In macro terms, economist may be comfortable with the On-Demand Economy concept. In the implementation of such economy at the micro level, it will take decades to make the transition. In the meantime, as businesses move ahead of a societal work model transition, many will suffer the pains of unemployment or under-employment. This will be so, even for the very skilled and professional among us.

At our corporate alma mater, I was frequently astonished at how few people knew how to write an effective resume for themselves, who were inept at marketing themselves, or formally displaying and presenting their skills to others. This was true for many people with very marketable skills.

Until the supply side (people) catch up to this new approach to labor, management will enjoy a long run of cheap skills made available but easily discarded at will. Labor will be in the equivalent transitory position of standing on the corner outside the Home Depot waiting and hoping for the boss-man to come by and offer a day's labor at what will probably be below market value.

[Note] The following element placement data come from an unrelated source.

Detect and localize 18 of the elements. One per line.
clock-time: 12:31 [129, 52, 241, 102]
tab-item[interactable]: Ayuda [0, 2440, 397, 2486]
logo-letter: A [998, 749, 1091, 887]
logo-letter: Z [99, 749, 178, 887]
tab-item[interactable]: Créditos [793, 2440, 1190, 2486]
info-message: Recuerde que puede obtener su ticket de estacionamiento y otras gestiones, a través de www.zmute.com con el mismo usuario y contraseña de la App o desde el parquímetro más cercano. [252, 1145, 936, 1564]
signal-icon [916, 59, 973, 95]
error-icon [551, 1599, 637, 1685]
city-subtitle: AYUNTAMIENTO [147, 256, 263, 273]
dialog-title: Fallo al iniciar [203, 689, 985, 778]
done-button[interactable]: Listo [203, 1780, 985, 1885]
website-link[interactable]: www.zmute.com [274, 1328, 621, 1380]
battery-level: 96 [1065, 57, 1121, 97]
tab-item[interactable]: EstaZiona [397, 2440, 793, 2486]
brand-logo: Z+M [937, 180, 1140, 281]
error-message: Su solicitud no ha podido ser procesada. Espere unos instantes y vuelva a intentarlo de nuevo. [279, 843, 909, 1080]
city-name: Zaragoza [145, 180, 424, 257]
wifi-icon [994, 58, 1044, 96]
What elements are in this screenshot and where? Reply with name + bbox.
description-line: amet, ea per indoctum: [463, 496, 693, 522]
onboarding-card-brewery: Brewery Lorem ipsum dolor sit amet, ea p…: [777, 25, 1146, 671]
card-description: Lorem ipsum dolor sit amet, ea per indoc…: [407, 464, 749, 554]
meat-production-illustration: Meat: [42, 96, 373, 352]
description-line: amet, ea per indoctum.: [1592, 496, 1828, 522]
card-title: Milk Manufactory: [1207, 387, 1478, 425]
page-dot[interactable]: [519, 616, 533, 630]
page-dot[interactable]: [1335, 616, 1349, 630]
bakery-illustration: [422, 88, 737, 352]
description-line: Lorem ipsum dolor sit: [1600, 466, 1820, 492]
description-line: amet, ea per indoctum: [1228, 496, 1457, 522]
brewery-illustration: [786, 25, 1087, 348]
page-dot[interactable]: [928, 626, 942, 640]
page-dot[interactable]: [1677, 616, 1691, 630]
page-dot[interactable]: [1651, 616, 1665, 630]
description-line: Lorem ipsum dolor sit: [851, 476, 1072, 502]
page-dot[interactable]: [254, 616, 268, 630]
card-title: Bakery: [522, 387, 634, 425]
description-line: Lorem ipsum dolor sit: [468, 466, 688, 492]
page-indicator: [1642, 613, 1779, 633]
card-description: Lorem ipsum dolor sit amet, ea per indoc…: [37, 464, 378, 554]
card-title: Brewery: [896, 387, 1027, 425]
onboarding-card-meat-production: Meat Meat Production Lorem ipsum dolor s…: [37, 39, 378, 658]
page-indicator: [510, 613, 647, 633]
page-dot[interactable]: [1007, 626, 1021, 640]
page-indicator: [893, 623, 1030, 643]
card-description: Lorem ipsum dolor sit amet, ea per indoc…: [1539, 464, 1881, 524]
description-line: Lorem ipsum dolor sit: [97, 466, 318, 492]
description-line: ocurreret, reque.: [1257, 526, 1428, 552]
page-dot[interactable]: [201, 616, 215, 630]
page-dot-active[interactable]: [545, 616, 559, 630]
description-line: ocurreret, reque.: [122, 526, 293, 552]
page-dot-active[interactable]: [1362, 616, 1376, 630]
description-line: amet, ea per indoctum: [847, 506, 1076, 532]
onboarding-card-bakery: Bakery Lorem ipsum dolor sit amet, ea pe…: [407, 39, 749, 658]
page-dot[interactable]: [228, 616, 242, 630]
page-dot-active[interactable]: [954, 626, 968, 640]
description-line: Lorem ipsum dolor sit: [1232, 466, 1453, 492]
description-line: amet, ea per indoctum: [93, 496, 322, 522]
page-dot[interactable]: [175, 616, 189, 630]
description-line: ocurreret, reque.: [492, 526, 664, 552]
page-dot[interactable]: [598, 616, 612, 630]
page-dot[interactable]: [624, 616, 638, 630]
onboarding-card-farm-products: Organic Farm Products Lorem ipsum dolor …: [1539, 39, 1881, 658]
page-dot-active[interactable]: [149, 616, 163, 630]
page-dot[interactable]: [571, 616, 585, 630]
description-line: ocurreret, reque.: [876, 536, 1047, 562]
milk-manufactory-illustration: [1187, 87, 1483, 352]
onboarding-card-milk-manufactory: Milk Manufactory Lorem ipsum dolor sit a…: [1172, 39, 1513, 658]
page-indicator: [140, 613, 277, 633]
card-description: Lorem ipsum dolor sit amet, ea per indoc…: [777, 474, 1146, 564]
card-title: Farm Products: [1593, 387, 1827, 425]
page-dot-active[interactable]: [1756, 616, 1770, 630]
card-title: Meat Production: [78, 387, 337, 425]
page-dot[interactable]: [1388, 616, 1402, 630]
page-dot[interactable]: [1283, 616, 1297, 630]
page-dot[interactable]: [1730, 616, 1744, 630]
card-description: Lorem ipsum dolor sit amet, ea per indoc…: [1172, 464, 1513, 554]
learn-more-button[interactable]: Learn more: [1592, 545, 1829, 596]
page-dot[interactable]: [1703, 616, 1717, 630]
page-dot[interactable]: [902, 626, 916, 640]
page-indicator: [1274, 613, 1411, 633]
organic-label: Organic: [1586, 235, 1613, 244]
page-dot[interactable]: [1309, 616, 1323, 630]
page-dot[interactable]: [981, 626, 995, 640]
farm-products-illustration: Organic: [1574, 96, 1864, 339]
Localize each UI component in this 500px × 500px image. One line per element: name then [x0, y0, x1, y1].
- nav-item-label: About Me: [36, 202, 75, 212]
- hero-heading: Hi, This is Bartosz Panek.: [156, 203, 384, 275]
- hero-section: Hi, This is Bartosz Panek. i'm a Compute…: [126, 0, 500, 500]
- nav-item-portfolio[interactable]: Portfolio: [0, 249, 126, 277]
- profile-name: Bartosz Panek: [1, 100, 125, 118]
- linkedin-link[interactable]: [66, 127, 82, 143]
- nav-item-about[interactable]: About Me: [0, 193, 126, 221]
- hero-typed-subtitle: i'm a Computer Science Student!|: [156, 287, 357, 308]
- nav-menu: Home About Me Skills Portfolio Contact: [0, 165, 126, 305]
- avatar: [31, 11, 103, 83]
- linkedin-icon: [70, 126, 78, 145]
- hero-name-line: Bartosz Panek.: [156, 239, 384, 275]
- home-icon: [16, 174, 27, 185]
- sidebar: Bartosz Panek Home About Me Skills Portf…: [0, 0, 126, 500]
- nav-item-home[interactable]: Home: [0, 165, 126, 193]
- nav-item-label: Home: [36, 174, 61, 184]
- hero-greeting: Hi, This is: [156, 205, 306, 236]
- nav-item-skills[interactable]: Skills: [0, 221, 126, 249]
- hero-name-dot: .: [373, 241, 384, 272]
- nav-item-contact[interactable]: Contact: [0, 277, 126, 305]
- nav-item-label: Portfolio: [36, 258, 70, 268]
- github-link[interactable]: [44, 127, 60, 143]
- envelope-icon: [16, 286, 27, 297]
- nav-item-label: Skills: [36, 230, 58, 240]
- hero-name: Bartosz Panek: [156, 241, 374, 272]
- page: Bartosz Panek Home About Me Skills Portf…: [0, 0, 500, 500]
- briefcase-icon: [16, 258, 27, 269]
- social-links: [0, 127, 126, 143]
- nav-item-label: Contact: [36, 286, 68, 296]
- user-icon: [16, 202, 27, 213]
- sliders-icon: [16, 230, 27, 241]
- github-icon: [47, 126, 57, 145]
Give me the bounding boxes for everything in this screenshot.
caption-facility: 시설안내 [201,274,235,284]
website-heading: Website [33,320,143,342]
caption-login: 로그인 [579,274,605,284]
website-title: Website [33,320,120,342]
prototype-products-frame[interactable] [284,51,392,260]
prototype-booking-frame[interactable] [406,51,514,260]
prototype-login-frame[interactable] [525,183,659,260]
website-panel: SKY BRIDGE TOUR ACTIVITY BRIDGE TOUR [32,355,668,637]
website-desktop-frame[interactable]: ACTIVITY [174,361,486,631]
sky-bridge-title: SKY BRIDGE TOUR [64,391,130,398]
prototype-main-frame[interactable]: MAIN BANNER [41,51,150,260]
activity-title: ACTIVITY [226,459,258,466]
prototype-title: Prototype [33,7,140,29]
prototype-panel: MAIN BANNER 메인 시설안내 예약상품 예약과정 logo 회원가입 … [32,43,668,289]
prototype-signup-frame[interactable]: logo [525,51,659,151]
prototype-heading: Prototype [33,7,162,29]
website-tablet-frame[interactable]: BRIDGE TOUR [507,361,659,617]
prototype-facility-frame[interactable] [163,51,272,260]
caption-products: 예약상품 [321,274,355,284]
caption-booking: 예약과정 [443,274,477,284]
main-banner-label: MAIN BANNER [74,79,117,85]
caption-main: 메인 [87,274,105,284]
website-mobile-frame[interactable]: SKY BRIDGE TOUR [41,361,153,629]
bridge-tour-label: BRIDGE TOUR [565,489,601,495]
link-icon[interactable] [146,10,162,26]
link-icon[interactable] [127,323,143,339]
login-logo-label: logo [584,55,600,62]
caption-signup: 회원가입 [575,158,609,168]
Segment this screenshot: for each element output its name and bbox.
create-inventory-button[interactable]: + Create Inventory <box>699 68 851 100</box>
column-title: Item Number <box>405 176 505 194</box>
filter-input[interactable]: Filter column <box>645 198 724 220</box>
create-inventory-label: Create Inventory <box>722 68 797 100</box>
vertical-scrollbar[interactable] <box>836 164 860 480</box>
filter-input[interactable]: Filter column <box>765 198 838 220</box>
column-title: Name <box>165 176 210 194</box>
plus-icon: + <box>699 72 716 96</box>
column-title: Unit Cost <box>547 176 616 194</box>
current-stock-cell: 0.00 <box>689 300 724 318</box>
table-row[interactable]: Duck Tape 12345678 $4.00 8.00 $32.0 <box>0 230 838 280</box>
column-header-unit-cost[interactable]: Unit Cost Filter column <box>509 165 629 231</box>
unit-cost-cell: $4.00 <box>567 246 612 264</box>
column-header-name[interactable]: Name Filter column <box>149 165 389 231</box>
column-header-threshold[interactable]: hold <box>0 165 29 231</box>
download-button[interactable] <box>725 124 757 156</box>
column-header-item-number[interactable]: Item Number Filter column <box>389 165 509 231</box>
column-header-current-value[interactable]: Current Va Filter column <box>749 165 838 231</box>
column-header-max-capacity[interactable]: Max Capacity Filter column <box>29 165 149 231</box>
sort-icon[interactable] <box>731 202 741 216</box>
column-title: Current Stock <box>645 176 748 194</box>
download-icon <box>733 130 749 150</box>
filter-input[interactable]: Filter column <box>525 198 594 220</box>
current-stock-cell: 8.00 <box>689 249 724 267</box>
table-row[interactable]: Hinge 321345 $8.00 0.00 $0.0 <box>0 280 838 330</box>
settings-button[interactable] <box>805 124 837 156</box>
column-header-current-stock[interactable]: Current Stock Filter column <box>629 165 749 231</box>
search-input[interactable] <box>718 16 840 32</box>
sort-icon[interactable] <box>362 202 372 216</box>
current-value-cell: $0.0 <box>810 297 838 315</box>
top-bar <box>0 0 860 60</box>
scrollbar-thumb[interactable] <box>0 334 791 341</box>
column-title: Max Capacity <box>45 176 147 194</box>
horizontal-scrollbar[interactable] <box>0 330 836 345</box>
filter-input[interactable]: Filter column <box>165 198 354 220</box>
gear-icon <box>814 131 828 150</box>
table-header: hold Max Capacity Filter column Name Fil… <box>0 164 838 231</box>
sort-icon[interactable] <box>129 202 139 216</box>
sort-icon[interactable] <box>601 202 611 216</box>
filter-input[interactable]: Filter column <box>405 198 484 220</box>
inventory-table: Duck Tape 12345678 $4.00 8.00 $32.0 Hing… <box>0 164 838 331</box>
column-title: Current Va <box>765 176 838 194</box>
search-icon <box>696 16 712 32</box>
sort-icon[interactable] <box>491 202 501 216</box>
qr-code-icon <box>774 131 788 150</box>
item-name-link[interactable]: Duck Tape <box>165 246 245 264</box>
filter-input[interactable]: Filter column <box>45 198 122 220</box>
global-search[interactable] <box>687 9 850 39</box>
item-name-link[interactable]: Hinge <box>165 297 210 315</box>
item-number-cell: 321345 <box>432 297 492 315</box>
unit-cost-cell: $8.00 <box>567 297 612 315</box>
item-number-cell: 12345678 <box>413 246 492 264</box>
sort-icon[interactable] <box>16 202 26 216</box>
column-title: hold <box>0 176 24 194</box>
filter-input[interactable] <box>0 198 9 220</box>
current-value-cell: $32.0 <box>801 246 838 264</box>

For the On-Demand Economy to function and be effective for all parties, a communications medium must be in place that allows the worker to present their respective wares in a way that gives each a fair chance at matching their skills with a company need and a fair chance of getting the work when the two match. Until that time, perpetual part time status for the workforce will lead to chaos, discontent and a totally ineffective market economy. For the independent worker, rainmaking is hell.

The myth of the workforce being free to work when they want, where they want, etc. is just that, a myth.